On April 22, Kadhem Chilab Abbas was killed in an Islamic State (IS) rocket attack in Tikrit. Unlike most deaths in the ongoing conflict in Iraq and Syria, Abbas’ death was newsworthy – as he was a naturalised New Zealand citizen.
According to media reports, Abbas arrived in New Zealand in 2003 as a refugee. While he had lived in New Zealand ever since, he made frequent trips to Iraq to visit some of his natural and adopted children. On his latest trip he answered a call to arms from the Iraqi government to resist Islamic State. He paid with his life.
Following news of Abbas’ death, New Zealand First leader Winston Peters queried the legitimacy of his refugee status:
If refugees have come here to escape a zone of fear, why then would they return to that same zone?
Peters intends to ask questions of Immigration Minister Michael Woodhouse about the circumstances of the Abbas family’s arrival in New Zealand.
Abbas’ tragic case raises interesting questions about perception in New Zealand. For example, should he be regarded as a terrorist? He did, after all, travel to Iraq and became a “foreign fighter”.
New Zealand’s Terrorism Suppression Act defines a “terrorist act” as those that include death or serious injury to one or more persons; a serious risk to the health or safety of a population; and destruction of, or serious damage to, property of great value or importance.

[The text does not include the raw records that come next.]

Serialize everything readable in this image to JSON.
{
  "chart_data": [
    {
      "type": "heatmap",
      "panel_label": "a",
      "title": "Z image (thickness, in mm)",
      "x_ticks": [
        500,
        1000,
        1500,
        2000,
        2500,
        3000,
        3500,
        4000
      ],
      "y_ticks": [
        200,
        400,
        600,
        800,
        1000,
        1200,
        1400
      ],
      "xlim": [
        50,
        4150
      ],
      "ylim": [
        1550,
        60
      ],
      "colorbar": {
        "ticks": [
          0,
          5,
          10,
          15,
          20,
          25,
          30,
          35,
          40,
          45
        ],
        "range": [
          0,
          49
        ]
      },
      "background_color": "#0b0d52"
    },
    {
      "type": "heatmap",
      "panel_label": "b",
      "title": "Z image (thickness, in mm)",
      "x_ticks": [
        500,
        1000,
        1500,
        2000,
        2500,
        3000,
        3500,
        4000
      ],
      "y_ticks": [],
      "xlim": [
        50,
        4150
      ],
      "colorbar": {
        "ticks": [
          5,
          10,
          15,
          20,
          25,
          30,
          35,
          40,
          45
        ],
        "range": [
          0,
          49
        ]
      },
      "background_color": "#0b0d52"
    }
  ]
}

These outcomes must be carried out for specific purposes, including advancing ideological or religious causes, and with the intention to induce terror in a civilian population or to unduly compel or force a government to do or abstain from doing any act.
Abbas took up arms, which could lead to the death or serious injury of one or more people. He did so for ideological or religious reasons. However, because he was fighting for the Iraqi government, it is arguable that his actions should not be interpreted as a terrorist act.
Similarly, if Abbas killed any IS members, his actions would also not be treated as murder – an offence that could have resulted in his criminal prosecution in Iraq or New Zealand. This is because Abbas was part of the Iraqi “civilian army”.
So far, this appears to be the New Zealand government’s interpretation. Defence Minister Gerry Brownlee questioned the notion of people going to fight in Iraq:
It was a little strange that someone who fled war-torn Iraq as a refugee to build a new life in New Zealand would want to go back and fight, but they have that right.
New Zealanders who travel to Iraq and Syria to fight for IS can expect punitive action against them if they return. But it is unclear what, if anything, will happen to people like Abbas who fight against IS and survive to return to New Zealand. There is no indication that the NZ government regards such people as potential murderers.
Or a bogus refugee?
Abbas’s daughter, Hanan, described how he and some of his extended family fled Iraq during the 1992 Gulf War. They sought refuge in Iran, Malaysia and Indonesia before attempting to procure passage to Australia to seek asylum there.
The UN Refugee Convention defines a refugee as someone who has a well-founded fear of being persecuted in their home country because of race, religion or political conviction, among other reasons. Once a person is granted refugee status by New Zealand, they enjoy the right to protection, residence and the same path to citizenship by naturalisation as any other immigrant.
As a New Zealand citizen, Abbas had every right to travel to the Middle East as frequently as he wished. Whether such travel was wise is another issue.
Abbas was, by all accounts, a devout family man with children in Iraq. At least one of them was in trouble at the time of his final visit to the country. If faced with similar circumstances, Brownlee and Peters would surely empathise with Abbas’ decision.
There is no such thing as a bogus refugee. Fraudulent claims to refugee status are sometimes made, but New Zealand possesses one of the best refugee status determination processes in the world. If Abbas was granted refugee status in New Zealand, then there is little doubt that he was a genuine refugee. And he died as a New Zealand citizen.
Family loyalties are strong
This raises questions about the motivation of naturalised New Zealand citizens to return to the “countries of their birth”, especially to take up arms. What is the lure, and how can New Zealanders better understand this overriding emotional connection, which goes beyond the construct of Kiwi patriotism? Is it rooted in culture including language, religion and tribe?
Or, in this instance, is it as simple as a paternal bond with one’s children? Should more be done to ensure that people like Abbas are more integrated into New Zealand’s society so that they do not feel compelled to leave its shores to fight in a conflict where casualties mount on a daily basis?
If so, a good starting point would be to look at current immigration policy settings for family reunification.